Tuesday, May 23, 2006

Correction: currently blogging my last few entries before taking this down.

Explanation: it symbolises moving on with closure, although all of a sudden I have people coming to me and saying I should not take it down.

Character Identification: Koda - the bear in Walt Disney's movie Brother Bear. (Did you know? That the movie initial name was Brother Bear, and it was changed to just Bears, and then to some other longer name and finally changed back to Brother Bear). Dory - aka doryfish in Finding Nemo.

Anyway, so suddenly I felt that there were more stuff that I want to write about, therefore tada!!

What is love?? Human love?? God's love??

There are a lot of people out there whom I like, of coz la almost everyone's so nice to me what. And there are those whom I'm attracted to, those whom I tend to mention more often than usual and look at with more frequency when compared to others. But of course, crushes, infatuations, and "attractions" put aside, who do I really like? As in you know, like, not like. Who do I have a thing for??

And above all, who do I love?? The love for my family, love for my friends and love for my enemies even. But having said that, I do not really have enemies la, or at least no one I'd want to kill.

So well, I do not really like somebody or anybody at the moment, definitely not some waitresses or serveresses or some sunshine rays or whoever else. Those would be classified as "stupid crushes of a young & fun-lovin' boy".

How about when it comes to friends? How many people out there whom you know are truly your friend? How many or who will stand by you when a crisis arises; when there is a falling-out will try to understand each other; when you need help and support they will reach out with a round hand without hesitation?

I had a best friend in primary school and you'd seriously see us have having lunch together in the canteen, play ball together and take the same bus home. Sadly we lost touch once we went to secondary school and neither of us made the attempt to get back in touch with the other. We just took for granted that one day, one party would initiate contact with the next. Back in those days, we had no handphone but there were always the house phone and we do know where each other lives.

I'm ashamed to say that, a couple of days ago, I thought I saw him at the mrt station but I did not dare go up to him and even say "hi". Where is he now? Is he still studying now or in NS? I do not know.

I had a best friend in church, someone whom I clicked with instantly the day (technically, it was night) we start to talk to each other. Since then, we hung out a lot and shared deeply. I use "had" because we no longer are.

I remember that it was because of a choice I made, to protect him (obviously not from physical harm la) but it ended up in us being torn apart. I loved and sacrificed for a friend, a best friend and then I lost him. Nowadays, we just talk and you can see the echoes of our past friendship. He looked up to me like an older brother and I failed him.

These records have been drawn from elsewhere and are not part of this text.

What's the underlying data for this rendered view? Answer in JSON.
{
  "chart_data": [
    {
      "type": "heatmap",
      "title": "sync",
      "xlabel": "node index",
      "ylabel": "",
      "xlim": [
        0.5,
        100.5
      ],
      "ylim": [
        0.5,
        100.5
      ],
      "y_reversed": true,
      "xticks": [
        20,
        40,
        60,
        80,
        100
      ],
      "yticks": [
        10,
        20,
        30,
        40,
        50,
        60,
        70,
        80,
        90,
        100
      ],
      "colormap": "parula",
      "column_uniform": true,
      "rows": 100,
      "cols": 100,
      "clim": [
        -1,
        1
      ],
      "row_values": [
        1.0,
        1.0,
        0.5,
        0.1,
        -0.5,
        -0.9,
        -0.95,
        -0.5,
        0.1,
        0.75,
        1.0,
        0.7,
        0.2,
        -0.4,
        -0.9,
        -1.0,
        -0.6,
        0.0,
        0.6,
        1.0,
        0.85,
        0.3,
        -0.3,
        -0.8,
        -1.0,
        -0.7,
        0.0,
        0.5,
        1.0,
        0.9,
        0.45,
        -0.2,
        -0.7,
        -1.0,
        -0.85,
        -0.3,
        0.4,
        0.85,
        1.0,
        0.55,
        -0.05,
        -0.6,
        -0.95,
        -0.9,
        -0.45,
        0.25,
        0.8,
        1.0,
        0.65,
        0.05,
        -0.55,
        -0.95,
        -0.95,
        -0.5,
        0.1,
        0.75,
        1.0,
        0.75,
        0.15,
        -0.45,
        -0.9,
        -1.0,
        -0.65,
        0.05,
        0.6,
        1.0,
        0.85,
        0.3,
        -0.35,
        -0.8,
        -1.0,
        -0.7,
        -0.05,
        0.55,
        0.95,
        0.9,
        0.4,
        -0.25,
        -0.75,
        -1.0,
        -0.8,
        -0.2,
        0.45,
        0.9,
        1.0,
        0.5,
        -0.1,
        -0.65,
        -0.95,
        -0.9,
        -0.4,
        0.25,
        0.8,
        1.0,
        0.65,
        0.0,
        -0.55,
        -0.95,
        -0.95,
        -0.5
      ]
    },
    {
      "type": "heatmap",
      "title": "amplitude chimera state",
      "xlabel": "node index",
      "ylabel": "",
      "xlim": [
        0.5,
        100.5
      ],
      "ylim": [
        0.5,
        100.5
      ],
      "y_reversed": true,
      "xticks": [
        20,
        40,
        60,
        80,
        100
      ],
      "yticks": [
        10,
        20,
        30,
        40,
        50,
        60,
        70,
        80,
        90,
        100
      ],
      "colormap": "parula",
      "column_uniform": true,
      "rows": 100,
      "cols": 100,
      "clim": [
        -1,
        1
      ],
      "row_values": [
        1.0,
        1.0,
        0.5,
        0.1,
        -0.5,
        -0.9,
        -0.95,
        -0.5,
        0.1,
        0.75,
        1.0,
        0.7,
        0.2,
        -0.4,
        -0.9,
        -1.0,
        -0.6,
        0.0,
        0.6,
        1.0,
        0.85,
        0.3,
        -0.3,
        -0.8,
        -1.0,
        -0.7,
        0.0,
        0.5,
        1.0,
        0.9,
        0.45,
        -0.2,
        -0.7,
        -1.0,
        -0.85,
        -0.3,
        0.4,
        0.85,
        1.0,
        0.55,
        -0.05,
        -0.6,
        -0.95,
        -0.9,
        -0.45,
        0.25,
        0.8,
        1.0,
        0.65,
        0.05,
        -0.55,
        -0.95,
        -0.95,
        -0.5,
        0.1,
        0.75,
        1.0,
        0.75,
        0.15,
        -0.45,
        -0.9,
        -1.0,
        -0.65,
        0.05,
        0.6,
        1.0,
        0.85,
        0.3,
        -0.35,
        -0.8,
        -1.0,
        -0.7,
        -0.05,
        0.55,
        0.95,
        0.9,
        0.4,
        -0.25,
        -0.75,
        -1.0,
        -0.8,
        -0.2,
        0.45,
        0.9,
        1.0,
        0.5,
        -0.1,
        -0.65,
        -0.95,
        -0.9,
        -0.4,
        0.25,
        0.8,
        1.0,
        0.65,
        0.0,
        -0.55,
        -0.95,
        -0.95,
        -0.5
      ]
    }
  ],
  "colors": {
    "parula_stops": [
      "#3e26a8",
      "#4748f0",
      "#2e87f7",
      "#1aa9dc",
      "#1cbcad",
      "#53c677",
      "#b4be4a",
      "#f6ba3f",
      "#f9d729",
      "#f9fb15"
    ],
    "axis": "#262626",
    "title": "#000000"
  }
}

Then there were the girls from secondary school, the "8-electrons-gang". Whoever suggested this name I could not remember but the point is, we had each other then and we have each other now. I know things do not last forever, already one do not keep in contact with us anymore and another has her own family but for as long as things are possible, I'm grateful and happy that I have you girls with me on this road. And for all those years of "suaning" me, I hope you girls had enjoyed my company as well. Sometimes even though life gets too hectic, I know we will continue to care for each other and to gossip about each other's other-half.

(Shit!! This is turning out to be some kind of a will a man writes before he jumps. Haha!!)